Złość jest mądrością rozróżniającą. Oddziela nasze "Nie" od naszego "Tak". Złość może dotyczyć sytuacji bieżących (o tym będę pisać w kolejnych postach) lub być wynikiem traumatycznych przeżyć z przeszłości.
Złość pokazuje, gdzie, być może, mówiliśmy kiedyś “Tak”, gdy czuliśmy “Nie”. Bo byliśmy zależni np od rodziców w dzieciństwie Nie mogliśmy się sprzeciwić, albo nie wiedzieliśmy, że możemy mieć swoje zdanie i na nim polegać.
Taka zablokowana złość z przeszłości będąca wynikiem niezintegrowanych przeżyć wymaga teraz transformacji. Wymaga by nazwać, do kogo i z jakiego powodu jest kierowana. Wymaga tego, by poczuć ją w ciele, pozwolić na jej przepływ i na odkrycie, co pojawi się po niej: może smutek, żal, ból, związany z tym, co już za nami, a co jeszcze chce być zobaczone i zaakceptowane. I być może uruchomi wreszcie pełne przeżycie żałoby za utraconymi marzeniami, oczekiwaniami, za tym co chcieliśmy dla siebie, a czego nie otrzymaliśmy. I integrację tej części nas, która nie mogła powiedzieć "Nie", gdy tak czuła, a która woła o naszą uwagę i miłość, w dotychczasowej bezsilności i odrzuceniu.
Tej pracy, połączenia się z własną złością z przeszłości i jej transformacji nikt za nas nie zrobi. Bo to nasza uwaga jest potrzebna niezintegrowanym częściom nas, by je uleczyć i przyjąć z powrotem do serca.
KIERUNEK ZŁOŚCI
Złość jest emocją ukierunkowaną na konkretną osobę lub zdarzenie. Złość informuje nas o tym, że nasza potrzeba nie została zaspokojona lub nasze granice są przekroczone. Odczuwając złość ważne jest uświadomić sobie jaki jest jej konkretny powód i adresat.
Dlaczego? Ponieważ złość jest łatwo przenaszalna. Gdy się pojawia warto skontaktować się ze swoją złością, rozpoznać czego dotyczy i wykorzystać energię, jaką niesie, do zmiany okoliczności, do postawienia granic lub znalezienia sposobu zaspokojenia naszej potrzeby w inny sposób.

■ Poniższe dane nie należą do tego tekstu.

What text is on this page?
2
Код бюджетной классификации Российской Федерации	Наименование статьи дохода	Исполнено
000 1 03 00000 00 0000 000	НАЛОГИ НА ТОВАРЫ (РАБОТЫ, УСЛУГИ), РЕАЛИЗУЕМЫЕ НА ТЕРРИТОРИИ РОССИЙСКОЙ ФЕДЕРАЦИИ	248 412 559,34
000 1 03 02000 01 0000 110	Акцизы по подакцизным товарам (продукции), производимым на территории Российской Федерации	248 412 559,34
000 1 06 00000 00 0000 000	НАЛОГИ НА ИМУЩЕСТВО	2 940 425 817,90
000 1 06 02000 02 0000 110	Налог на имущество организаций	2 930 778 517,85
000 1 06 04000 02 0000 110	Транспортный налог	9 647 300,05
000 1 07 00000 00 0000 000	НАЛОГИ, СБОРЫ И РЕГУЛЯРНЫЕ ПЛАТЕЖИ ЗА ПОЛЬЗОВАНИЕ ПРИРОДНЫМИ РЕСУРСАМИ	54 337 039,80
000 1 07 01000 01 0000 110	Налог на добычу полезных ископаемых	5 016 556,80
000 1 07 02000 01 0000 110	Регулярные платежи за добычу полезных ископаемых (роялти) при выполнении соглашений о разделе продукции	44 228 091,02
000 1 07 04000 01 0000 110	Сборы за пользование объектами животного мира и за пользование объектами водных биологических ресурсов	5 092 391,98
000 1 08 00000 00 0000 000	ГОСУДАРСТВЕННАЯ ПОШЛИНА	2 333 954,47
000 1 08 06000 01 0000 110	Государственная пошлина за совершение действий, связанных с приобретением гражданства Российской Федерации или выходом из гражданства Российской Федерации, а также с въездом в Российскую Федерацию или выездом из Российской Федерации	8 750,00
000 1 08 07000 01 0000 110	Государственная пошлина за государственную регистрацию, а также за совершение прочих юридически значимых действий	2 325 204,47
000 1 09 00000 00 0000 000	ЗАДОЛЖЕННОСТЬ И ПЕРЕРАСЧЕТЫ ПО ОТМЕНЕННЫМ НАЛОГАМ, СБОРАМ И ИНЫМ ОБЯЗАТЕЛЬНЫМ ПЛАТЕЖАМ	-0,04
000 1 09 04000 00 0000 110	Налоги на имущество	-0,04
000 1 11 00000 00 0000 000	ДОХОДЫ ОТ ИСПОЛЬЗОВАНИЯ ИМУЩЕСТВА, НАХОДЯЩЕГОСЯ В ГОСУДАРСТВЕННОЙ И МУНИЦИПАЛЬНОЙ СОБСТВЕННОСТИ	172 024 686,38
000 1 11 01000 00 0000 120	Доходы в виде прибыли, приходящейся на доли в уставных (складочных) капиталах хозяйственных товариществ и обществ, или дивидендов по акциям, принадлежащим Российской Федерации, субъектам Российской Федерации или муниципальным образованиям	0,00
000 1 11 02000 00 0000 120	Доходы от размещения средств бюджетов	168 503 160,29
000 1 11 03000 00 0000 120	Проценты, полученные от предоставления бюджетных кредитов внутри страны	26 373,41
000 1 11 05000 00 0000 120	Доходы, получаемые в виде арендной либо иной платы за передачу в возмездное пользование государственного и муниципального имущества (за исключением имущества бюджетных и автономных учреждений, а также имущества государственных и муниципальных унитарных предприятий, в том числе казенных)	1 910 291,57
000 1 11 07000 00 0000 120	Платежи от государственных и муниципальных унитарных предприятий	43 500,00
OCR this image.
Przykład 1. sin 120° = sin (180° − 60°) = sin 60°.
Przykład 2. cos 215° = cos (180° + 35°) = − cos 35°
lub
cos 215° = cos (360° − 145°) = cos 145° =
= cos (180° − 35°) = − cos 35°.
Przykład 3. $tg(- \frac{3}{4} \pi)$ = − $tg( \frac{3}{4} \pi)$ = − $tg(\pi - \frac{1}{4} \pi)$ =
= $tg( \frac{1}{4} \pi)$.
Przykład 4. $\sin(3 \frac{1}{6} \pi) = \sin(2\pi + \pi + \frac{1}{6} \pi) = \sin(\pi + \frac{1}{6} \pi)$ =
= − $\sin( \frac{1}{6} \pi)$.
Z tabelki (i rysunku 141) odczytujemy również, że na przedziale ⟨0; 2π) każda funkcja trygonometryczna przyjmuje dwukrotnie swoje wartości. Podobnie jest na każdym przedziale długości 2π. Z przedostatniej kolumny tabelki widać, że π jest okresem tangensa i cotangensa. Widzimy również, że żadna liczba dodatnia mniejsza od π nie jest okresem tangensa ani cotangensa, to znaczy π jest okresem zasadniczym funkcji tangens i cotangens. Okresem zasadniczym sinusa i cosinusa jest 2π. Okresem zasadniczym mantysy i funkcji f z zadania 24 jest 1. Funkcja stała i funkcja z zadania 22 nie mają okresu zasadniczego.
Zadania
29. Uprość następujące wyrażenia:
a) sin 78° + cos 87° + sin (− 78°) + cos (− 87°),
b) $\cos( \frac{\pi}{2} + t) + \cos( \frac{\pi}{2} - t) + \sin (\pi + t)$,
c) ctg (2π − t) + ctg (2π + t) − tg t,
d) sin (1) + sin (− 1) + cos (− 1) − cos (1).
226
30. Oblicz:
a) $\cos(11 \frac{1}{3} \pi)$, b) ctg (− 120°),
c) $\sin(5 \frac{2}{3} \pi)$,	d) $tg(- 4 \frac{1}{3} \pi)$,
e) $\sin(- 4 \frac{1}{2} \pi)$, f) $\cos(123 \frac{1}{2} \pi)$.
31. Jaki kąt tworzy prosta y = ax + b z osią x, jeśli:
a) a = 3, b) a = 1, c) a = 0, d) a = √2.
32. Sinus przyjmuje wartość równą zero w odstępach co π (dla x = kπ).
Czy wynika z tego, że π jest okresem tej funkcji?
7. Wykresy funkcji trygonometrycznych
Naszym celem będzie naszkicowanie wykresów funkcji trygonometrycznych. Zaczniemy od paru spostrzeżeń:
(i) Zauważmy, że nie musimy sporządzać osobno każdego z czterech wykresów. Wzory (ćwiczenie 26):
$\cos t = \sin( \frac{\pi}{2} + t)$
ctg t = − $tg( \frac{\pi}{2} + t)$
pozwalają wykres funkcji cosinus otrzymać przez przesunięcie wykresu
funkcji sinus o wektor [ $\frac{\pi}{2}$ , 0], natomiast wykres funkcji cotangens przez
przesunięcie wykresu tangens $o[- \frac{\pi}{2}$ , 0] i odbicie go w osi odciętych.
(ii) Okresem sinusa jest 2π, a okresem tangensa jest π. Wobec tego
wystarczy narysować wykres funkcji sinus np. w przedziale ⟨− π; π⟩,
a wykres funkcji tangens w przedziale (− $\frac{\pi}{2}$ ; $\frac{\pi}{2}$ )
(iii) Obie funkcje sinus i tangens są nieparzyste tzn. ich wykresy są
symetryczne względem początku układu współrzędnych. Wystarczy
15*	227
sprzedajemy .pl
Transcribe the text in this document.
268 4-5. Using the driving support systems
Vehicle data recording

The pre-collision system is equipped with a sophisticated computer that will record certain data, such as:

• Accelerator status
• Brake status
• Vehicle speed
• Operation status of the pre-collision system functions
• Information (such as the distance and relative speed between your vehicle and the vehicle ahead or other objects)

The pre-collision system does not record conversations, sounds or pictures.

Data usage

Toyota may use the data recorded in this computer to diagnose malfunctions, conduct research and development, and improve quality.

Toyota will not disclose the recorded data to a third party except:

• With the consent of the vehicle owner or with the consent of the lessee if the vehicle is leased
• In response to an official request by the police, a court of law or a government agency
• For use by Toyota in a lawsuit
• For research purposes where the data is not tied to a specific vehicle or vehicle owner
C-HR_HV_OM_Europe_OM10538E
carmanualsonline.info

Jeśli tego nie zrobimy, dość łatwo dochodzi do przemieszczenia złości w kierunku czegoś innego lub kogoś innego. Przykładowo, gdy w środowisku pracy szef przekracza nasze granice i nie respektując naszej potrzeby bycia szanowanym, odnosi się do nas w poniżający sposób, łatwo stłumić złość, która w nas się pojawi, by później wyżyć się na nieuważnego kierowcę w korku lub na dzieciach lub partnerze w domu, wykorzystując ku temu każdy pretekst. Dzieje się tak, gdyż łatwiej przychodzi wyrażanie złości wobec osób zależnych od nas lub w sytuacjach, które nie będę wymagały od nas dalszego działania. O wiele trudniejsze jest skonfrontowanie się ze swoją złością i podjęcie stosownych działań, niezależnie od tego, czy będzie to postawienie granic, większa uważność przy kolejnych zadaniach (gdy stwierdzimy, że faktycznie w czymś nawaliliśmy) lub długo odkładana decyzja o zmianie pracy.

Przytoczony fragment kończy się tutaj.